Warum RWD und RWE für das Pharmamarketing so wichtig sind

RWD und RWE Der Blick in die Realitäten, die Real World Data (RWD) und Real World Evidence (RWE) gewähren, werden bisher vor allem in der klinischen Forschung, bei klinischen Studien sowie im Zulassungsprozeß genutzt. Doch längst ist kein Geheimnis mehr, wie wichtig Daten für die Zielgruppenansprache, Segmentierung, Messung der Außendiensteffektivität und Patientenadhärenz ist.

Das Pharmamarketing Network DHC hat Marketingverantwortliche in Pharmaunternehmen dazu befragt, ob sie RWE schon für die Bereiche Sales und Marketing nutzen. Tatsächlich setzen schon einige Pharmaunternehmen RWE ein, um besser mit Ärzten/innen zu kommunizieren und unterdiagnostizierte Patientenpopulationen zu identifizieren. Das Problem, das viele Firmen aber offenbar haben, ist die Lücke zwischen den aus der Datenanalyse gewonnenen Informationen und der Umsetzung dieses Wissens zu schließen. Laut der Befragten könnte RWE im Marketing dabei helfen,

  • die Interessen der Ärzte/innen besser zu bedienen und den Zugang zu Patienten/innen zu finden,

  • umfangreichere Unterstützung für Patienten zu gestalten,

  • prädikative Elemente zu generieren,

  • den Nutzen eines Medikamentes für die klinischen Ergebnisse und die Lebensqualität zu demonstrieren.
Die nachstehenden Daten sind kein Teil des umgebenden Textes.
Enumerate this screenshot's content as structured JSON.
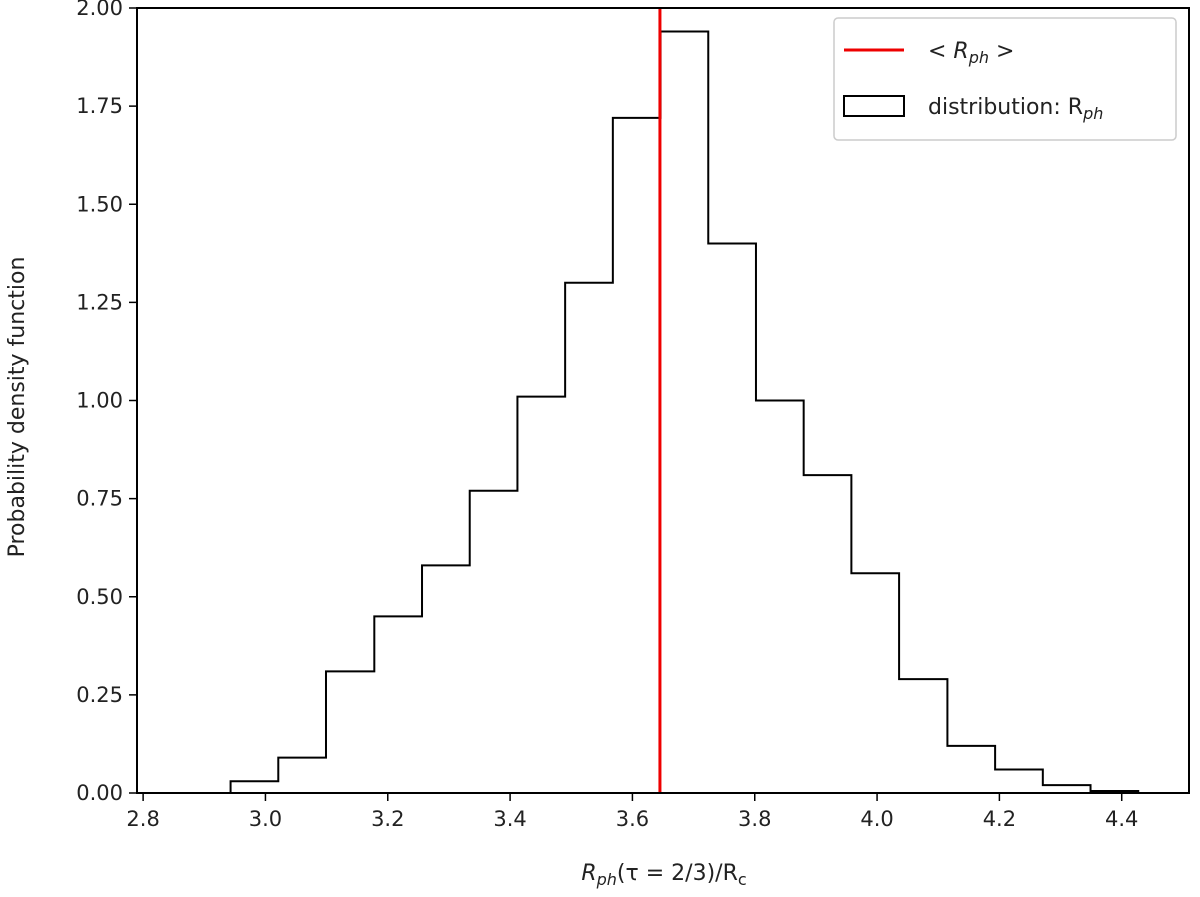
{
  "chart_data": {
    "type": "histogram",
    "title": "",
    "xlabel": {
      "R": "R",
      "sub": "ph",
      "rest": "(τ = 2/3)/R",
      "sub2": "c"
    },
    "ylabel": "Probability density function",
    "xlim": [
      2.79,
      4.51
    ],
    "ylim": [
      0.0,
      2.0
    ],
    "xticks": [
      2.8,
      3.0,
      3.2,
      3.4,
      3.6,
      3.8,
      4.0,
      4.2,
      4.4
    ],
    "xtick_labels": [
      "2.8",
      "3.0",
      "3.2",
      "3.4",
      "3.6",
      "3.8",
      "4.0",
      "4.2",
      "4.4"
    ],
    "yticks": [
      0.0,
      0.25,
      0.5,
      0.75,
      1.0,
      1.25,
      1.5,
      1.75,
      2.0
    ],
    "ytick_labels": [
      "0.00",
      "0.25",
      "0.50",
      "0.75",
      "1.00",
      "1.25",
      "1.50",
      "1.75",
      "2.00"
    ],
    "bin_edges": [
      2.865,
      2.943,
      3.021,
      3.099,
      3.178,
      3.256,
      3.334,
      3.412,
      3.49,
      3.568,
      3.646,
      3.724,
      3.802,
      3.88,
      3.958,
      4.036,
      4.115,
      4.193,
      4.271,
      4.349,
      4.427
    ],
    "densities": [
      0.0,
      0.03,
      0.09,
      0.31,
      0.45,
      0.58,
      0.77,
      1.01,
      1.3,
      1.72,
      1.94,
      1.4,
      1.0,
      0.81,
      0.56,
      0.29,
      0.12,
      0.06,
      0.02,
      0.005
    ],
    "mean_line": {
      "x": 3.645,
      "color": "#ee0000"
    },
    "histogram_color": "#000000",
    "legend": {
      "placement": "upper right",
      "entries": [
        {
          "type": "line",
          "prefix": "< R",
          "sub": "ph",
          "suffix": " >",
          "color": "#ee0000"
        },
        {
          "type": "patch",
          "prefix": "distribution: R",
          "sub": "ph",
          "suffix": "",
          "color": "#000000"
        }
      ]
    },
    "grid": false
  }
}
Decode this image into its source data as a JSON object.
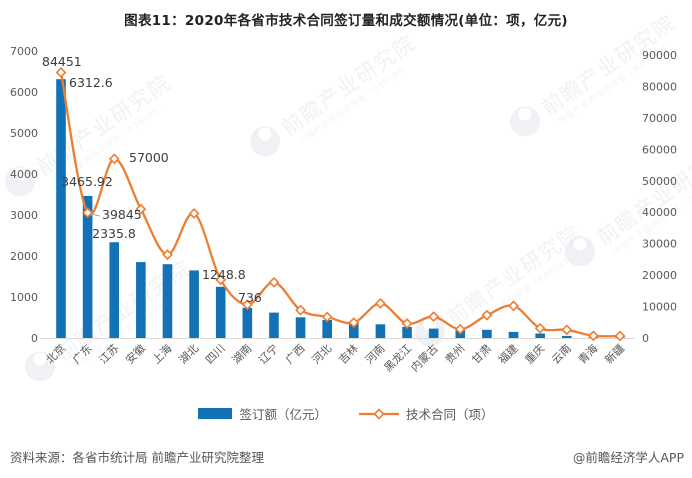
{
  "chart_data": {
    "type": "bar+line",
    "title": "图表11：2020年各省市技术合同签订量和成交额情况(单位：项，亿元)",
    "categories": [
      "北京",
      "广东",
      "江苏",
      "安徽",
      "上海",
      "湖北",
      "四川",
      "湖南",
      "辽宁",
      "广西",
      "河北",
      "吉林",
      "河南",
      "黑龙江",
      "内蒙古",
      "贵州",
      "甘肃",
      "福建",
      "重庆",
      "云南",
      "青海",
      "新疆"
    ],
    "series": [
      {
        "name": "签订额（亿元）",
        "type": "bar",
        "axis": "left",
        "color": "#1372B6",
        "values": [
          6312.6,
          3465.92,
          2335.8,
          1850,
          1800,
          1650,
          1248.8,
          736,
          620,
          505,
          440,
          385,
          335,
          270,
          230,
          220,
          200,
          150,
          110,
          50,
          20,
          15
        ]
      },
      {
        "name": "技术合同（项）",
        "type": "line",
        "axis": "right",
        "color": "#ED7D31",
        "values": [
          84451,
          39845,
          57000,
          41000,
          26500,
          39600,
          18500,
          10600,
          17700,
          8850,
          6700,
          4900,
          11000,
          4600,
          6800,
          2800,
          7250,
          10200,
          3100,
          2600,
          700,
          650
        ]
      }
    ],
    "left_axis": {
      "min": 0,
      "max": 7000,
      "ticks": [
        0,
        1000,
        2000,
        3000,
        4000,
        5000,
        6000,
        7000
      ]
    },
    "right_axis": {
      "min": 0,
      "max": 90000,
      "ticks": [
        0,
        10000,
        20000,
        30000,
        40000,
        50000,
        60000,
        70000,
        80000,
        90000
      ]
    },
    "point_labels": [
      {
        "series": 0,
        "category": "北京",
        "text": "6312.6"
      },
      {
        "series": 0,
        "category": "广东",
        "text": "3465.92"
      },
      {
        "series": 0,
        "category": "江苏",
        "text": "2335.8"
      },
      {
        "series": 0,
        "category": "四川",
        "text": "1248.8"
      },
      {
        "series": 0,
        "category": "湖南",
        "text": "736"
      },
      {
        "series": 1,
        "category": "北京",
        "text": "84451"
      },
      {
        "series": 1,
        "category": "广东",
        "text": "39845"
      },
      {
        "series": 1,
        "category": "江苏",
        "text": "57000"
      }
    ],
    "legend_position": "bottom",
    "grid": "off",
    "x_label_rotation": -45
  },
  "watermark": {
    "text": "前瞻产业研究院",
    "subtext": "中国产业咨询领导者（839599）"
  },
  "footer": {
    "source": "资料来源：各省市统计局 前瞻产业研究院整理",
    "handle": "@前瞻经济学人APP"
  }
}
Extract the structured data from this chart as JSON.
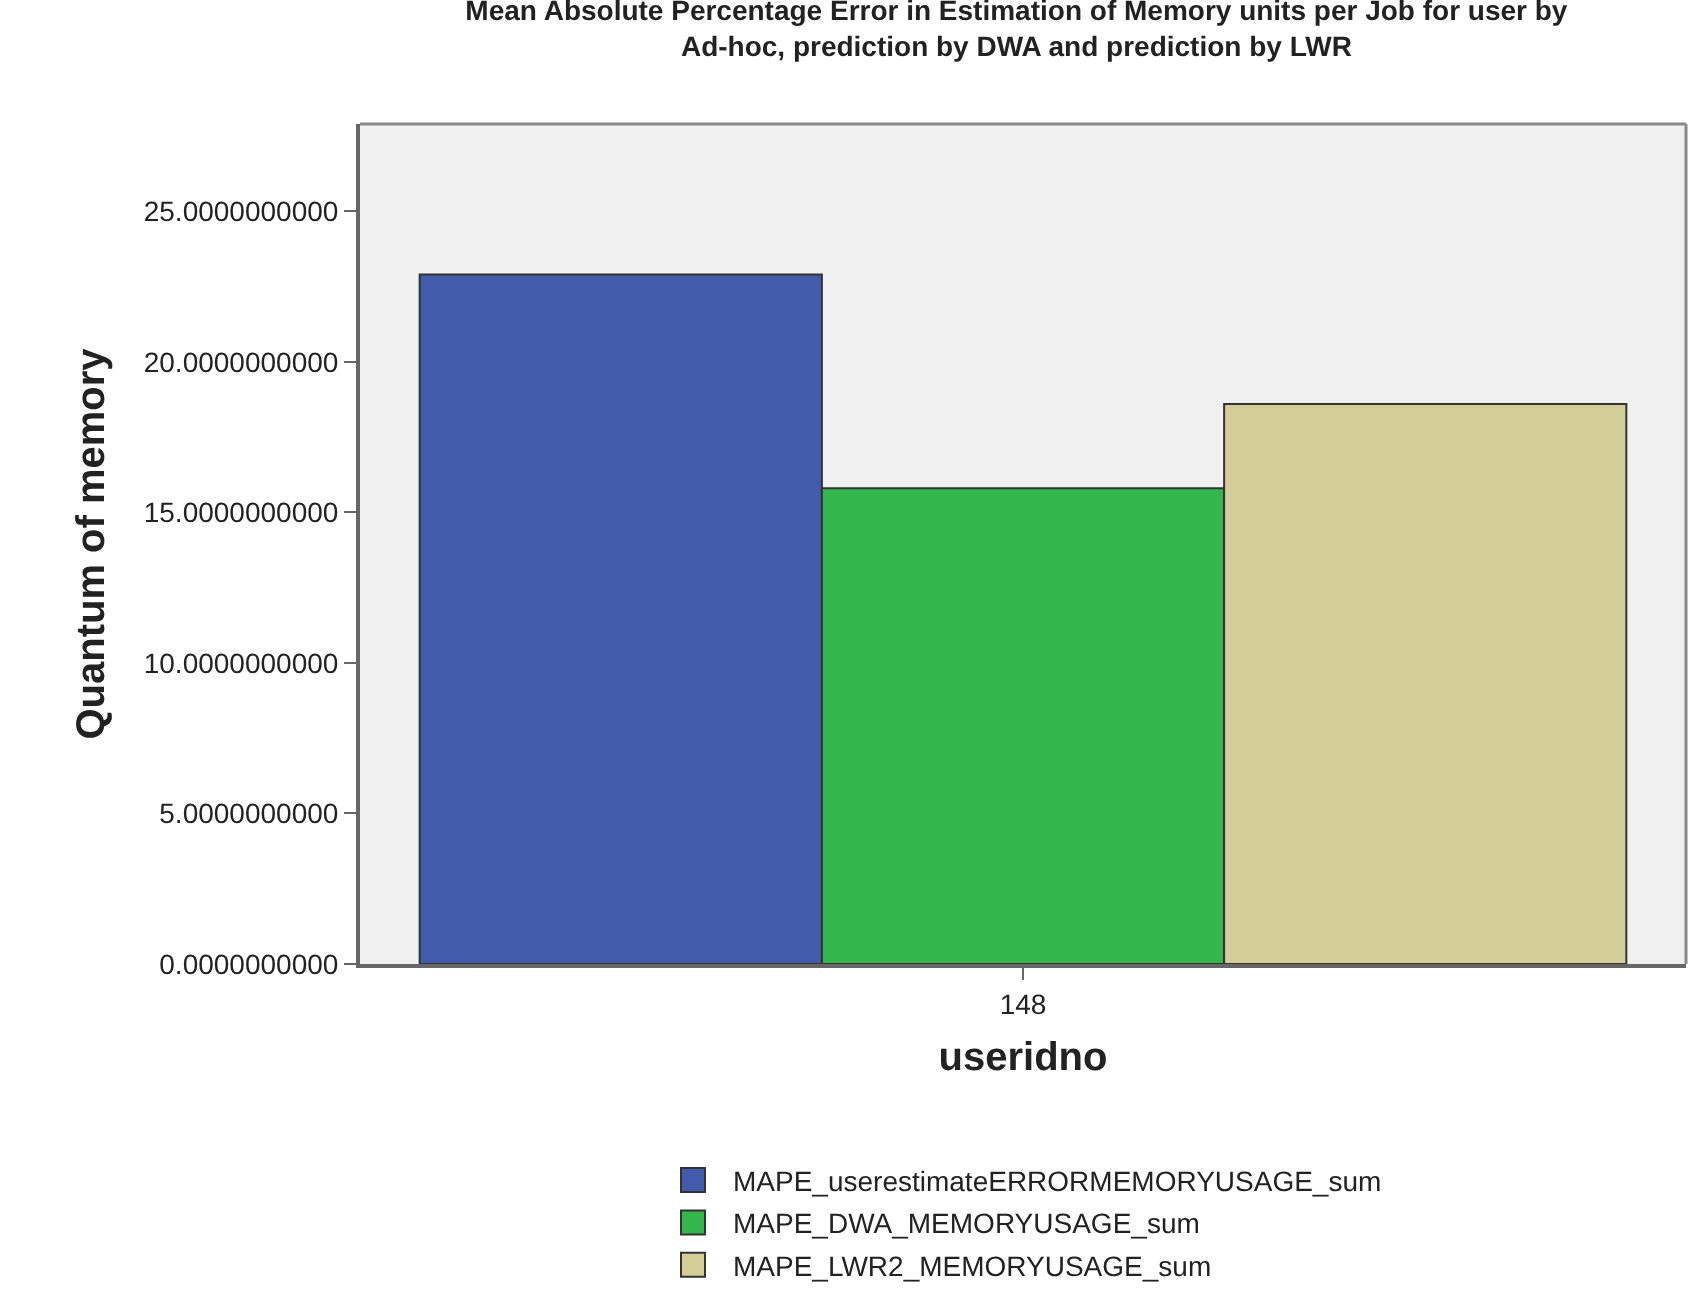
{
  "chart_data": {
    "type": "bar",
    "title": "Mean Absolute Percentage Error in Estimation of Memory units per Job for user by Ad-hoc, prediction by DWA and prediction by LWR",
    "xlabel": "useridno",
    "ylabel": "Quantum of memory",
    "categories": [
      "148"
    ],
    "series": [
      {
        "name": "MAPE_userestimateERRORMEMORYUSAGE_sum",
        "color": "#425bab",
        "values": [
          22.9
        ]
      },
      {
        "name": "MAPE_DWA_MEMORYUSAGE_sum",
        "color": "#33b74c",
        "values": [
          15.8
        ]
      },
      {
        "name": "MAPE_LWR2_MEMORYUSAGE_sum",
        "color": "#d3ce97",
        "values": [
          18.6
        ]
      }
    ],
    "ylim": [
      0,
      27.9
    ],
    "yticks": [
      {
        "value": 0,
        "label": "0.0000000000"
      },
      {
        "value": 5,
        "label": "5.0000000000"
      },
      {
        "value": 10,
        "label": "10.0000000000"
      },
      {
        "value": 15,
        "label": "15.0000000000"
      },
      {
        "value": 20,
        "label": "20.0000000000"
      },
      {
        "value": 25,
        "label": "25.0000000000"
      }
    ],
    "grid": false,
    "legend": "bottom"
  }
}
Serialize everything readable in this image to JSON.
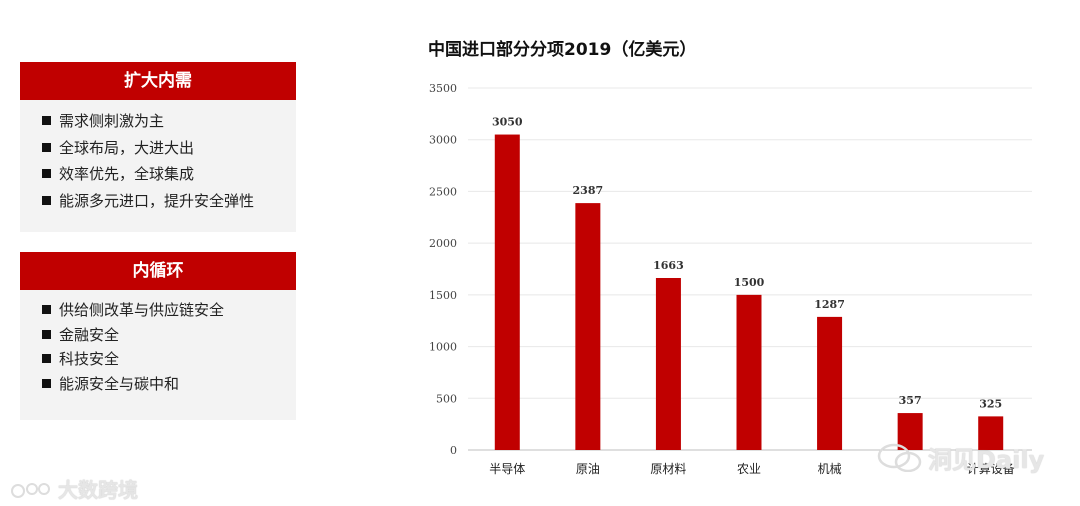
{
  "panels": [
    {
      "header": "扩大内需",
      "items": [
        "需求侧刺激为主",
        "全球布局，大进大出",
        "效率优先，全球集成",
        "能源多元进口，提升安全弹性"
      ]
    },
    {
      "header": "内循环",
      "items": [
        "供给侧改革与供应链安全",
        "金融安全",
        "科技安全",
        "能源安全与碳中和"
      ]
    }
  ],
  "watermarks": {
    "left": "大数跨境",
    "right": "洞见Daily"
  },
  "chart_data": {
    "type": "bar",
    "title": "中国进口部分分项2019（亿美元）",
    "categories": [
      "半导体",
      "原油",
      "原材料",
      "农业",
      "机械",
      "",
      "计算设备"
    ],
    "values": [
      3050,
      2387,
      1663,
      1500,
      1287,
      357,
      325
    ],
    "data_labels": [
      "3050",
      "2387",
      "1663",
      "1500",
      "1287",
      "357",
      "325"
    ],
    "yticks": [
      "0",
      "500",
      "1000",
      "1500",
      "2000",
      "2500",
      "3000",
      "3500"
    ],
    "ylim": [
      0,
      3500
    ],
    "xlabel": "",
    "ylabel": "",
    "grid": true,
    "bar_color": "#c00000"
  }
}
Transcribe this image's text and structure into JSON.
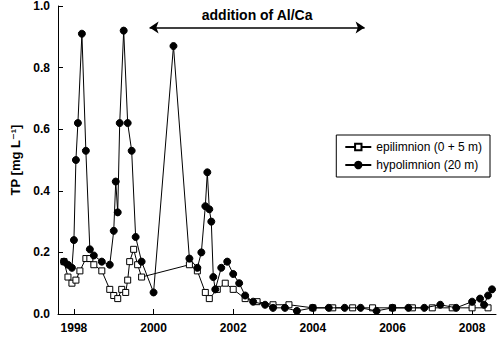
{
  "chart_data": {
    "type": "line",
    "y_label": "TP [mg L⁻¹]",
    "xlim": [
      1997.6,
      2008.6
    ],
    "xticks": [
      1998,
      2000,
      2002,
      2004,
      2006,
      2008
    ],
    "ylim": [
      0,
      1
    ],
    "yticks": [
      {
        "value": 0,
        "label": "0.0"
      },
      0.2,
      0.4,
      0.6,
      0.8,
      {
        "value": 1,
        "label": "1.0"
      }
    ],
    "grid": false,
    "legend": "right",
    "annotations": [
      {
        "text": "addition of Al/Ca",
        "x_start": 1999.9,
        "x_end": 2005.3,
        "y": 0.93
      }
    ],
    "series": [
      {
        "name": "epilimnion (0 + 5 m)",
        "color": "#000000",
        "marker": "open_square",
        "line_style": "solid",
        "x": [
          1997.75,
          1997.85,
          1997.95,
          1998.05,
          1998.15,
          1998.3,
          1998.4,
          1998.5,
          1998.7,
          1998.9,
          1999.0,
          1999.1,
          1999.2,
          1999.3,
          1999.35,
          1999.4,
          1999.5,
          1999.6,
          1999.7,
          2000.9,
          2001.1,
          2001.3,
          2001.4,
          2001.6,
          2001.8,
          2002.0,
          2002.3,
          2002.6,
          2003.0,
          2003.4,
          2004.0,
          2004.5,
          2005.0,
          2005.5,
          2006.0,
          2006.5,
          2007.0,
          2007.5,
          2008.0,
          2008.4
        ],
        "values": [
          0.17,
          0.12,
          0.1,
          0.11,
          0.14,
          0.18,
          0.18,
          0.16,
          0.14,
          0.08,
          0.06,
          0.05,
          0.08,
          0.07,
          0.11,
          0.17,
          0.21,
          0.16,
          0.12,
          0.16,
          0.14,
          0.07,
          0.05,
          0.08,
          0.1,
          0.08,
          0.05,
          0.04,
          0.03,
          0.03,
          0.02,
          0.02,
          0.02,
          0.02,
          0.02,
          0.02,
          0.02,
          0.02,
          0.02,
          0.02
        ]
      },
      {
        "name": "hypolimnion (20 m)",
        "color": "#000000",
        "marker": "filled_circle",
        "line_style": "solid",
        "x": [
          1997.75,
          1997.85,
          1997.95,
          1998.0,
          1998.05,
          1998.1,
          1998.2,
          1998.3,
          1998.4,
          1998.5,
          1998.7,
          1998.9,
          1999.0,
          1999.05,
          1999.1,
          1999.15,
          1999.25,
          1999.35,
          1999.45,
          1999.55,
          1999.7,
          2000.0,
          2000.5,
          2000.9,
          2001.1,
          2001.2,
          2001.3,
          2001.35,
          2001.4,
          2001.45,
          2001.5,
          2001.55,
          2001.7,
          2001.85,
          2002.0,
          2002.15,
          2002.3,
          2002.5,
          2002.8,
          2003.0,
          2003.3,
          2003.6,
          2004.0,
          2004.4,
          2004.8,
          2005.2,
          2005.6,
          2006.0,
          2006.4,
          2006.8,
          2007.2,
          2007.6,
          2008.0,
          2008.2,
          2008.3,
          2008.4,
          2008.5
        ],
        "values": [
          0.17,
          0.16,
          0.15,
          0.24,
          0.5,
          0.62,
          0.91,
          0.53,
          0.21,
          0.19,
          0.17,
          0.16,
          0.27,
          0.43,
          0.33,
          0.62,
          0.92,
          0.62,
          0.53,
          0.25,
          0.17,
          0.07,
          0.87,
          0.18,
          0.15,
          0.2,
          0.35,
          0.46,
          0.34,
          0.3,
          0.12,
          0.08,
          0.15,
          0.17,
          0.13,
          0.1,
          0.06,
          0.04,
          0.03,
          0.02,
          0.02,
          0.01,
          0.02,
          0.02,
          0.02,
          0.02,
          0.01,
          0.02,
          0.02,
          0.02,
          0.03,
          0.02,
          0.04,
          0.05,
          0.03,
          0.06,
          0.08
        ]
      }
    ]
  }
}
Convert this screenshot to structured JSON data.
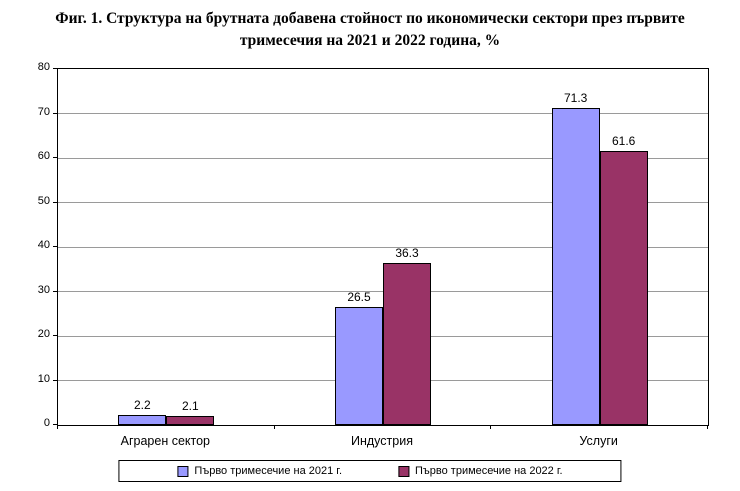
{
  "title": {
    "line1": "Фиг. 1. Структура на брутната добавена стойност по икономически сектори през първите",
    "line2": "тримесечия на 2021 и 2022 година, %"
  },
  "chart_data": {
    "type": "bar",
    "categories": [
      "Аграрен сектор",
      "Индустрия",
      "Услуги"
    ],
    "series": [
      {
        "name": "Първо тримесечие на 2021 г.",
        "color": "#9999FF",
        "values": [
          2.2,
          26.5,
          71.3
        ]
      },
      {
        "name": "Първо тримесечие на 2022 г.",
        "color": "#993366",
        "values": [
          2.1,
          36.3,
          61.6
        ]
      }
    ],
    "title": "Фиг. 1. Структура на брутната добавена стойност по икономически сектори през първите тримесечия на 2021 и 2022 година, %",
    "xlabel": "",
    "ylabel": "",
    "ylim": [
      0,
      80
    ],
    "ytick_step": 10,
    "grid": true,
    "legend_position": "bottom",
    "bar_border_color": "#000000",
    "gridline_color": "#9a9a9a"
  }
}
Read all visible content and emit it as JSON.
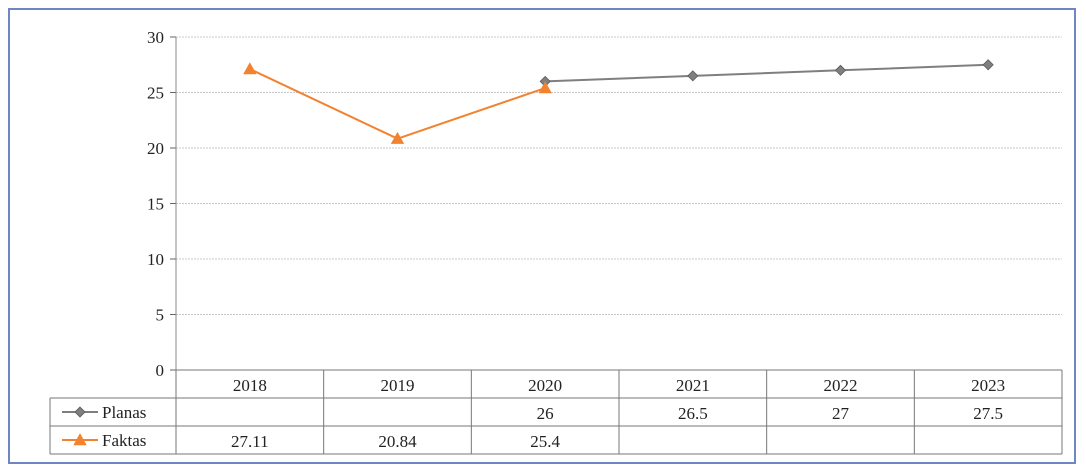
{
  "chart_data": {
    "type": "line",
    "categories": [
      "2018",
      "2019",
      "2020",
      "2021",
      "2022",
      "2023"
    ],
    "ylim": [
      0,
      30
    ],
    "yticks": [
      0,
      5,
      10,
      15,
      20,
      25,
      30
    ],
    "grid": true,
    "legend": "data-table",
    "series": [
      {
        "name": "Planas",
        "values": [
          null,
          null,
          26,
          26.5,
          27,
          27.5
        ],
        "table_labels": [
          "",
          "",
          "26",
          "26.5",
          "27",
          "27.5"
        ],
        "color": "#7f7f7f",
        "marker": "diamond"
      },
      {
        "name": "Faktas",
        "values": [
          27.11,
          20.84,
          25.4,
          null,
          null,
          null
        ],
        "table_labels": [
          "27.11",
          "20.84",
          "25.4",
          "",
          "",
          ""
        ],
        "color": "#f2822e",
        "marker": "triangle"
      }
    ]
  }
}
Die Pharmamarketing und -kommunikationsagentur W2O hat den Zugang zu 300 Mio. anonymen Patientendaten von Social Media, mobilen Daten und Websuche lizensiert. Die Agentur verspricht sich davon einen umfassenderen Blick auf das Verhalten von Patienten. Allerdings räumt W2O ein, dass man erst an der Oberfläche der Möglichkeiten kratze. Als Einsatzgebiete für RWD in der Pharma sieht die Agentur bisher:



  • Marker, um die Adhärenz der Patienten und Maßnahmen zu einer Verbesserung zu identifizieren.

  • Schnellere Identifikation von geeigneten Patientenpopulationen - insbesondere bei seltenen Erkrankungen - für klinische Studien.

  • Ein besseres Verstehen der Gründe für Unterschiede in der klinischen Effektivität und der Effektivität im realen Patienteneinsatz.

  • Identifizierung von Patientengruppen mit hoher Priorität zu Kommunikations- und Schulungszwecken.

  • Vorhersage des Medienkonsumverhaltens.

  • Demonstration des Nutzens einer neuen Therapie.

  • Optimierung der Pre- und Post-Launch-Kampagnen, durch fortlaufende Tests aller Marketingaktivitäten.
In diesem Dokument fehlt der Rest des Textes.